Nov 17, 2003 03:08
my first fic, thoughts, fujin wass mid-finished when i was writing this, i wrote both at the same time, but this was finished first, so there :P
How does one prove one exists? Maybe we don't really exist at all... Maybe we do exist, somehow, wandering this plane aimlessly, dying, waiting to rot away so our very souls might reach a greater form of existence.
I could be wrong, and I'm ok with that. I wouldn't know, not now, maybe not ever, that's alright with me too... I don't really care either way. No matter what happens, I know I am going to die, eventually. Nothing lasts forever, Humans just weren't cut out for being immortals, outliving the very ground they walk on. I'm just another petty soul that wanders the physical plane, waiting for answers that wont come, not yet, at least.

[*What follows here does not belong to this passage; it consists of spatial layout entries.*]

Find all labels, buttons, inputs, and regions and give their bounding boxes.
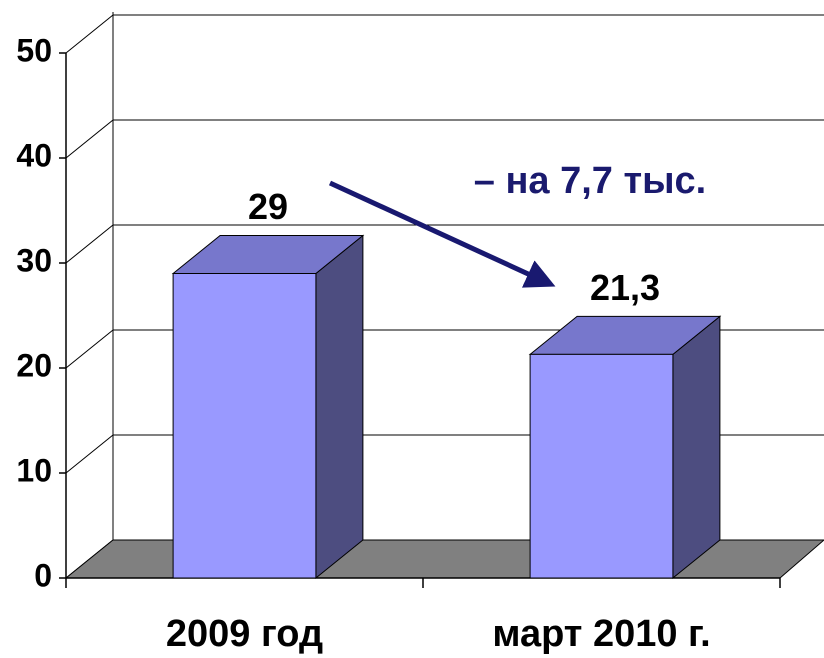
value-label: 21,3 — [590, 267, 660, 308]
grid-line — [65, 329, 114, 369]
bar-side — [672, 315, 721, 580]
bar — [529, 353, 674, 579]
grid-line — [65, 119, 114, 159]
arrow — [328, 180, 556, 288]
y-tick-label: 0 — [34, 557, 52, 593]
y-tick-label: 20 — [16, 347, 52, 383]
x-tick-label: март 2010 г. — [492, 613, 710, 655]
value-label: 29 — [248, 186, 288, 227]
bar — [172, 273, 317, 579]
grid-line — [65, 14, 114, 54]
grid-line — [65, 224, 114, 264]
y-tick-label: 50 — [16, 32, 52, 68]
x-tick-label: 2009 год — [166, 613, 323, 655]
y-tick-label: 30 — [16, 242, 52, 278]
bars — [171, 234, 722, 580]
y-tick-label: 10 — [16, 452, 52, 488]
bar-side — [315, 234, 364, 580]
grid-line — [65, 434, 114, 474]
annotation: – на 7,7 тыс. — [474, 160, 706, 202]
y-tick-label: 40 — [16, 137, 52, 173]
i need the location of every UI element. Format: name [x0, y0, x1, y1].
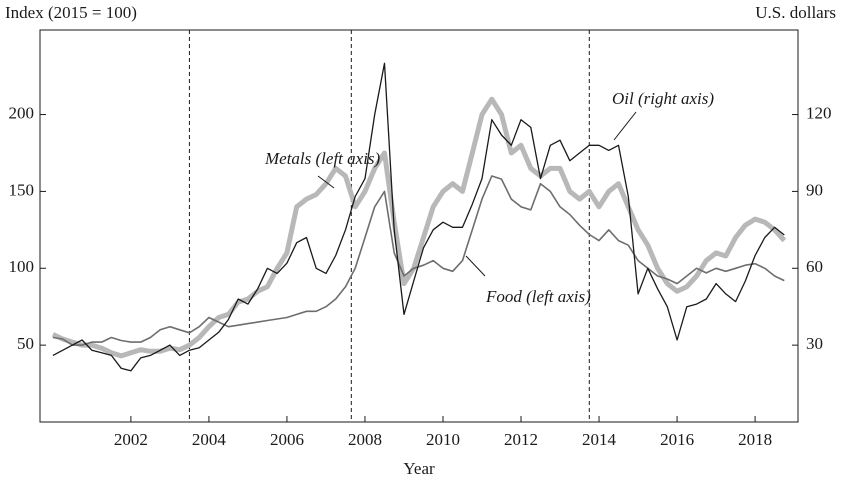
series-label: Oil (right axis) [612, 89, 714, 108]
y-tick-label: 100 [9, 257, 35, 276]
x-tick-label: 2002 [114, 430, 148, 449]
y-tick-label: 200 [9, 103, 35, 122]
plot-frame [39, 29, 799, 423]
x-axis-title: Year [403, 459, 435, 478]
series-line [52, 62, 785, 372]
x-tick-label: 2004 [192, 430, 227, 449]
x-tick-label: 2016 [660, 430, 694, 449]
y2-tick-label: 90 [806, 180, 823, 199]
series-label: Metals (left axis) [264, 149, 381, 168]
series-line [51, 96, 787, 359]
left-axis-title: Index (2015 = 100) [5, 3, 137, 22]
x-tick-label: 2014 [582, 430, 617, 449]
x-tick-label: 2006 [270, 430, 304, 449]
leader-line [317, 175, 335, 189]
series-label: Food (left axis) [485, 287, 591, 306]
leader-line [613, 111, 637, 141]
x-tick-label: 2012 [504, 430, 538, 449]
y2-tick-label: 60 [806, 257, 823, 276]
x-tick-label: 2018 [738, 430, 772, 449]
y2-tick-label: 120 [806, 103, 832, 122]
y2-tick-label: 30 [806, 334, 823, 353]
x-tick-label: 2008 [348, 430, 382, 449]
leader-line [465, 255, 486, 277]
right-axis-title: U.S. dollars [755, 3, 836, 22]
y-tick-label: 50 [17, 334, 34, 353]
y-tick-label: 150 [9, 180, 35, 199]
x-tick-label: 2010 [426, 430, 460, 449]
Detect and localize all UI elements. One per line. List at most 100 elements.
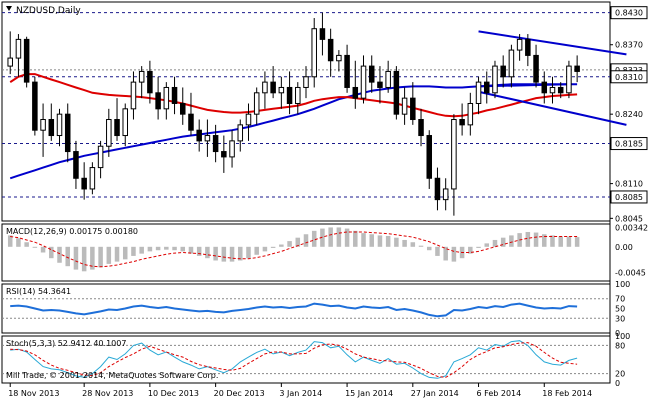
macd-bar [196,246,202,256]
candle-body [492,65,498,94]
candle-body [541,81,548,94]
candle [48,103,55,141]
candle-body [212,135,219,153]
macd-bar [180,246,186,252]
macd-bar [188,246,194,254]
candle-body [500,65,506,78]
candle-body [525,38,531,56]
channel-upper-line [478,30,627,56]
macd-signal-line [10,231,578,268]
price-label-box [610,70,648,84]
price-tick-label: 0.8430 [615,9,643,18]
candle [574,55,580,83]
candle [221,135,227,173]
x-tick-label: 18 Feb 2014 [542,389,592,398]
candle-body [410,97,416,121]
macd-bar [361,233,366,247]
candle [475,76,482,115]
candle-body [130,81,137,110]
candle-body [32,81,38,131]
candle [401,87,408,125]
candle-body [122,108,129,137]
x-tick-label: 10 Dec 2013 [148,389,199,398]
macd-bar [336,227,342,247]
candle [442,178,449,211]
candle-body [114,119,120,137]
stoch-tick-label: 80 [615,341,625,350]
candle-body [270,81,276,94]
candle [179,87,186,125]
macd-bar [468,246,473,254]
candle [15,34,22,77]
candle [385,60,391,93]
macd-bar [164,246,169,250]
candle [171,76,178,115]
macd-bar [122,246,128,260]
candle-body [459,119,465,126]
candle [147,60,153,104]
macd-bar [81,246,87,272]
candle [459,103,465,136]
macd-bar [131,246,136,256]
stoch-title: Stoch(5,3,3) 52.9412 40.1007 [6,339,126,348]
candle-body [566,65,572,94]
x-tick-label: 15 Jan 2014 [345,389,393,398]
candle-body [253,92,260,115]
candle [163,82,170,120]
macd-bar [172,246,177,251]
candle-body [245,113,252,126]
candle-body [475,81,482,104]
macd-bar [542,234,547,247]
candle-body [303,76,309,88]
candle [89,162,96,195]
candle-body [327,38,334,62]
price-label-box [610,190,648,204]
candle-body [229,140,235,158]
candle-body [97,145,104,169]
macd-bar [328,227,333,247]
stoch-main-line [10,340,578,379]
candle [533,44,539,88]
x-tick-label: 3 Jan 2014 [279,389,322,398]
macd-bar [558,236,563,247]
candle [114,98,120,141]
candle-body [73,151,79,179]
macd-bar [73,246,79,270]
pane-frame-stoch [1,335,611,384]
candle-body [81,177,87,190]
macd-bar [221,246,227,262]
macd-bar [106,246,112,264]
macd-bar [229,246,235,262]
price-label-box [610,6,648,20]
candle [286,71,293,115]
x-tick-label: 27 Jan 2014 [411,389,459,398]
macd-bar [246,246,251,259]
candle [270,66,276,99]
candle-body [23,38,30,83]
macd-bar [213,246,218,261]
candle-body [549,86,556,94]
macd-bar [525,231,531,247]
macd-bar [295,237,301,247]
candle-body [64,113,71,153]
candle [237,119,244,152]
candle [97,140,104,179]
candle [393,66,400,120]
candle-body [426,135,433,179]
price-tick-label: 0.8185 [615,140,643,149]
chart-title: NZDUSD,Daily [16,6,81,16]
stoch-signal-line [10,342,578,378]
candle [253,87,260,125]
candle [377,66,383,104]
macd-bar [114,246,120,262]
macd-bar [484,243,490,247]
candle [508,44,515,88]
candle-body [557,86,564,94]
candle-body [262,81,268,94]
candle [319,12,326,56]
macd-bar [155,246,161,251]
macd-tick-label: -0.0045 [615,268,646,277]
candle-body [451,119,457,190]
candle-body [40,119,46,131]
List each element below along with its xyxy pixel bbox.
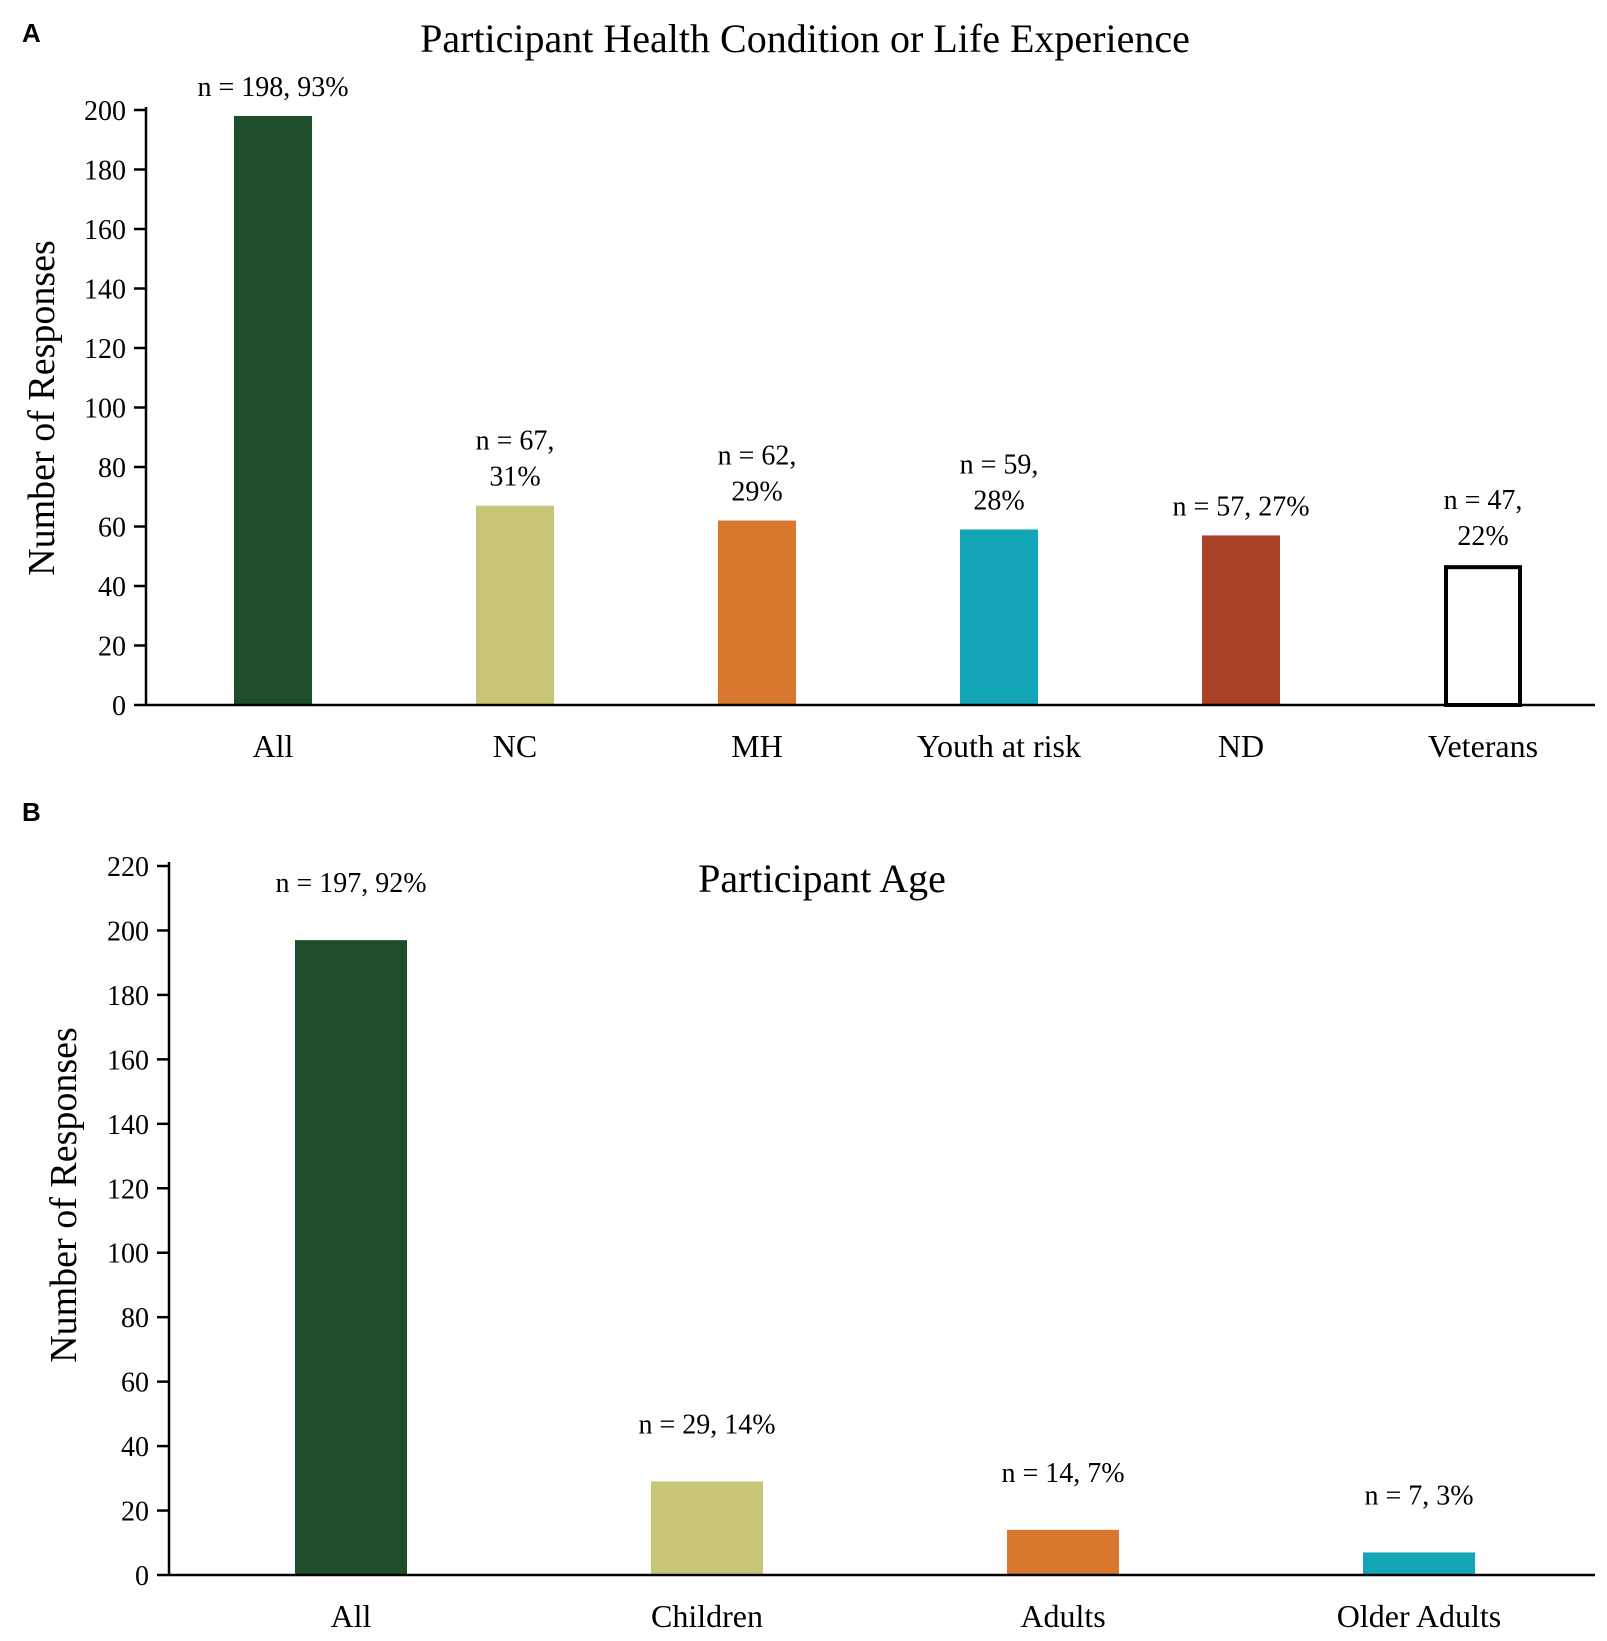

Maybe I'm wrong about this one too. Maybe we were meant to be immortal, and if so, then why do we die? Why must people outlive the spans of nature just to rot underneath the still-living's feet? Life is supposed to be a great experience, if that's true, why must we suffer? "life is short, enjoy it while it lasts," if life is so short, why endure it? people suffer every day, whether they think so or not, is beyond me. Many things are beyond me, but that's not worth discussing right now, is it? Physical suffering, mental suffering, suffering of the mind, body, and spirit. It is happening all around me as I wander, waiting to die, to get things over with.
As i wander, wondering why, why we exist, if we do that is... why we suffer, why we endure the suffering that goes on that we could so easily stop, and just as easily prevent, I travel this plane, seeking answers, through the confusion we call the world, I then wonder, how can we end it, how it can be prevented. Until then, I will walk, searching for answers. I am Vivi Ornitier, and I still don't have the answers.